About 905,700 people were diagnosed with liver cancer and 830,200 others died from the disease in 2020 globally, according to a recent study published in early October by scientists from the WHO’s International Agency for Research on Cancer based in Lyon, France.
The study published in the Journal of Hepatology, indicates that if the current spread and mortality rates continue, about 1.4 million people will be diagnosed and 1.3 million more will die of liver cancer by 2040.
The International Agency for Research on Cancer Epidemiologist and lead author of the study, Arieh Romgai, said that these results represent an increase of 500,000 cases annually.
The study found that liver cancer is one of the top three causes of cancer-related deaths in 46 countries, and one of the top five in about 100 countries, with the highest case and death rates in East and Southeast Asia, as well as North Africa.

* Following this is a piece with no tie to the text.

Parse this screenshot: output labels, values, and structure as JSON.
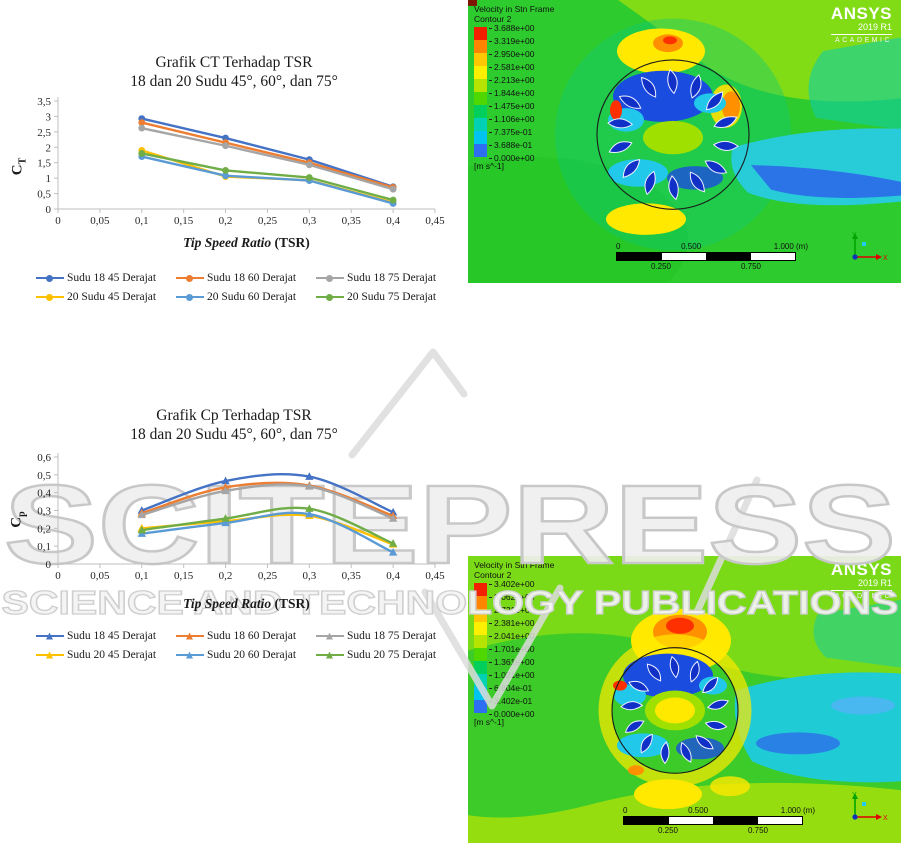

“Liver cancer is often preventable if efforts are made to control it,” said study co-author, Isabelle Surgumataram, noting that, “the main causes for the disease are hepatitis B virus, hepatitis C, alcohol consumption, obesity and metabolic diseases, including type 2 diabetes”.
The researchers explained that the study’s shocking predictions stress the need to intensify the efforts to combat hepatitis B and C, which have been halted due to the Covid-19 pandemic, calling for more vaccinations, tests, and treatments.
“There must be measures to reduce the population’s consumption of alcohol and curb the spread of diabetes and obesity,” Rumgai concluded.